By Tracey Rauh Solomon
Lu Ann Reeb is president of Skyways Communications, a new media marketing firm in Norwood.
Prior to founding her company 10 years ago, Reeb was an Emmy award-winning executive producer who worked in television news for more than 20 years.
As a TV journalist, she produced nightly news programs and documentaries and covered a wide range of news stories. With Skyways Communications, she uses that experience to help businesses tell their stories.
Q: It's no secret that this is a challenging economy — for any sized business. What are some of the ways you counsel people to get their message out and not only survive, but thrive?
A: What I tell my clients, what I ask my clients, is really simple: What is your audience? What is your message? And once we have identified this, then, where are they? ... Are they on the Internet? Are they on iTunes? Are they on Facebook? Are they searching through Google and various search engines?
Once we define the audience, the message — story, and how you reach that audience, then we are able to develop a strategy. It's the same strategy for any size business.
Q: To be clear, you do not create Web sites, but rather content to go along with?
A: Right. Just about every business has a Web site and the problem is that people think because I have a Web site I'm all set. Well, not necessarily so. ... You have to work at technology that will allow your business to be found. And not necessarily spending thousands and thousands of dollars. There are lots of strategies that don't cost a lot of money.
Q: Can you give an example?
A: You can write a blog that's associated with your Web site ... If you write a blog, you become the expert. And people like to listen to experts when they are looking for a product.
If the Web site is your foundation, you have to think peripherally. How can I drive people to my Web site — just like you would try and drive people to your brick and mortar, to your store.
Q: So I am a small businessperson. I own three convenience stores in the Merrimack Valley. I have a Web site. I want to compete better. I want to know how to spend my advertising dollars. What advice would you give to me?
A: You look at how you have marketed and advertised in the past. Maybe you have purchased an ad in a newspaper and that has worked very successfully. ... I would say to that client, don't stop buying that ad in the newspaper because it has worked for you. Rather, you want to add prospective clients. Maybe you do a media buy online with that paper ...

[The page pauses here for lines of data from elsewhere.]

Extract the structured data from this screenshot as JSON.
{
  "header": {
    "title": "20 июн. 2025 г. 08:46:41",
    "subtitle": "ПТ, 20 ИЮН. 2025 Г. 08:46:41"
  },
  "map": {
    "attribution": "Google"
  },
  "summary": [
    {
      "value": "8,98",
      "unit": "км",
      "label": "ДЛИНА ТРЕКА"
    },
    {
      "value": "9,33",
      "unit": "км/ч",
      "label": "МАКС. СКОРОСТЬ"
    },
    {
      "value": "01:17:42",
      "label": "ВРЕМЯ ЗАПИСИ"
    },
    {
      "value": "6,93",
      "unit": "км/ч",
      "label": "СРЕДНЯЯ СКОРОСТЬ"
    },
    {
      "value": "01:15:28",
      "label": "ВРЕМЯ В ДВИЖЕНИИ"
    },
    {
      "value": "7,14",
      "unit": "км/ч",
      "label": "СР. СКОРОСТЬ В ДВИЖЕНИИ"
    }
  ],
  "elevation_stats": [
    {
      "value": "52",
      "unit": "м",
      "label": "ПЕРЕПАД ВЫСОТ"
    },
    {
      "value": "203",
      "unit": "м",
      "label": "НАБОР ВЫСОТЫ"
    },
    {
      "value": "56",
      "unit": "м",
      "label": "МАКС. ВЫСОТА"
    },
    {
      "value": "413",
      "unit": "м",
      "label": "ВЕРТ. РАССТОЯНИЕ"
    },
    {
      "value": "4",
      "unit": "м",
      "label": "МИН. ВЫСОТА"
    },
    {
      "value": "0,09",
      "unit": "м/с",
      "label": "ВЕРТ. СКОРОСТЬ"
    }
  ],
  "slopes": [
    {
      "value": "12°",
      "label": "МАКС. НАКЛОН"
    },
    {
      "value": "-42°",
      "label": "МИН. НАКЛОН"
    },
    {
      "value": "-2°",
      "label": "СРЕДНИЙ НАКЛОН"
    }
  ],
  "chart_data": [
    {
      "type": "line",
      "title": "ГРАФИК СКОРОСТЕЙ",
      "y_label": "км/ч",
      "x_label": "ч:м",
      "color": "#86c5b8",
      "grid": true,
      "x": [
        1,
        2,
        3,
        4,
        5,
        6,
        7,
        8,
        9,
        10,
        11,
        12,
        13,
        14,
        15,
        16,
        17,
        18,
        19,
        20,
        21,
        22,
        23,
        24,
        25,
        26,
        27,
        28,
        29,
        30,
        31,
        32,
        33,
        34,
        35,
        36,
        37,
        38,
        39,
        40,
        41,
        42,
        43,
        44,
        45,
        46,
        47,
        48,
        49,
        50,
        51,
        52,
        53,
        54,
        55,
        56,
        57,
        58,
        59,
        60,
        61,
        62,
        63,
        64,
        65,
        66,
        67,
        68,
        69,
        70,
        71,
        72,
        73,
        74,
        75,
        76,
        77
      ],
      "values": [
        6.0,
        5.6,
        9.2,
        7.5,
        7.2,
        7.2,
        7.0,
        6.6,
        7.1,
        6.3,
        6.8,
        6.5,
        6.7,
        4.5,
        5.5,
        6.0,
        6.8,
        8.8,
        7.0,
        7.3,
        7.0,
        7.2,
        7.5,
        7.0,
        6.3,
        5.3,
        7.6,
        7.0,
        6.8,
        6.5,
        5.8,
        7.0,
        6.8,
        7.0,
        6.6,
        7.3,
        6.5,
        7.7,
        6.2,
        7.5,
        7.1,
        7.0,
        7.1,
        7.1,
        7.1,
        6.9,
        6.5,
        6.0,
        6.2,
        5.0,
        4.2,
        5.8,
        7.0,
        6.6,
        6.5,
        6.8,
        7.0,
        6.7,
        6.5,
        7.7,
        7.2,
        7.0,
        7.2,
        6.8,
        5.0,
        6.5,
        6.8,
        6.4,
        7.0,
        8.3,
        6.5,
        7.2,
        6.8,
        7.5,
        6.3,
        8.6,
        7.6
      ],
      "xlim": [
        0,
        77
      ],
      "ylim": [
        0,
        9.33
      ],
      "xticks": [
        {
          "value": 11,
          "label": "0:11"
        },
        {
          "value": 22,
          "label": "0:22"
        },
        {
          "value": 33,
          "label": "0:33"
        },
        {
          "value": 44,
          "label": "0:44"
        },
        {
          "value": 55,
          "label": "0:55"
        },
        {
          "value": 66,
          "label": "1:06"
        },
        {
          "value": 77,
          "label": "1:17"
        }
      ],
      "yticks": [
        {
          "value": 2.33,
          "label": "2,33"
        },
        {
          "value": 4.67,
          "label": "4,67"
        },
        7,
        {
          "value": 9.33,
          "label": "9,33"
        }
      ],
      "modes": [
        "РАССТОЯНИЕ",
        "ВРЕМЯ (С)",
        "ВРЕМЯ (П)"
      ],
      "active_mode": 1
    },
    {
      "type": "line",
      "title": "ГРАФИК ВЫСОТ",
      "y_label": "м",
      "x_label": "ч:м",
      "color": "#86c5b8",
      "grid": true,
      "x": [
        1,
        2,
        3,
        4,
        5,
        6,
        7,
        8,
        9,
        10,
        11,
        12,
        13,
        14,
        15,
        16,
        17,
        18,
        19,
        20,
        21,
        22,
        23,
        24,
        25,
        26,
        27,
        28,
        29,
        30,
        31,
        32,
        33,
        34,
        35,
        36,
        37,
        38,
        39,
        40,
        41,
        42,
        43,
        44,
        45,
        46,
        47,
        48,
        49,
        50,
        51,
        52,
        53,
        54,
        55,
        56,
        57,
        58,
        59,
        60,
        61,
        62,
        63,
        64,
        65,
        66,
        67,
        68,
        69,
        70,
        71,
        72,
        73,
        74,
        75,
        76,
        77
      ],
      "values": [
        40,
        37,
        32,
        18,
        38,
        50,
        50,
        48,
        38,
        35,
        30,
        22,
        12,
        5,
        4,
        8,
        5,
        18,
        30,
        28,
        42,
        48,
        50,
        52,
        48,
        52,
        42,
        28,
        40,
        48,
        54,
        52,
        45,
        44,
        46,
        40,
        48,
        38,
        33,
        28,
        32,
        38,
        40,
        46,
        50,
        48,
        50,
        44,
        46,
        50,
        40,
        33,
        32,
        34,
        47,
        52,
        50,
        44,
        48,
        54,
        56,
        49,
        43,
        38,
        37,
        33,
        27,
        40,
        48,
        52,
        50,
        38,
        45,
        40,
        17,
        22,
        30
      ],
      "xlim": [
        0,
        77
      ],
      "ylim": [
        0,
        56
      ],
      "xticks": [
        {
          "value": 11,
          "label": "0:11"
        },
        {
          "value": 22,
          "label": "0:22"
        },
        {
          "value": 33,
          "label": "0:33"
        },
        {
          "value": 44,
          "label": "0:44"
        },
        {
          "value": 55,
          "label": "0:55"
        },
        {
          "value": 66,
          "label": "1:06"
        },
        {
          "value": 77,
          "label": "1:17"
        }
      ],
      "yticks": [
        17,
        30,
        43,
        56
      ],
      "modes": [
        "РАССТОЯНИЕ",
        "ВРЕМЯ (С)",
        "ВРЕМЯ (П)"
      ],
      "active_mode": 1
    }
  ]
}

You can also be creative about how you use that ad. I am a big fan of re-purposing content. Let's say that store has an ad in the paper and online with the newspaper. Well, maybe you add a new media piece. So online you can have a click-through to a coupon, to an audio message, a 30-second commercial. ... You look at what you have and build on it incrementally in the most economical way.
Q: Is it more important or less important in an economy like this to continue to budget ad dollars?
A: I would say to any business owner of any size that a down economy is the time when you need to advertise, market and promote even more. Your clients and your customers are cutting back, too. So you really need to try harder to reach them.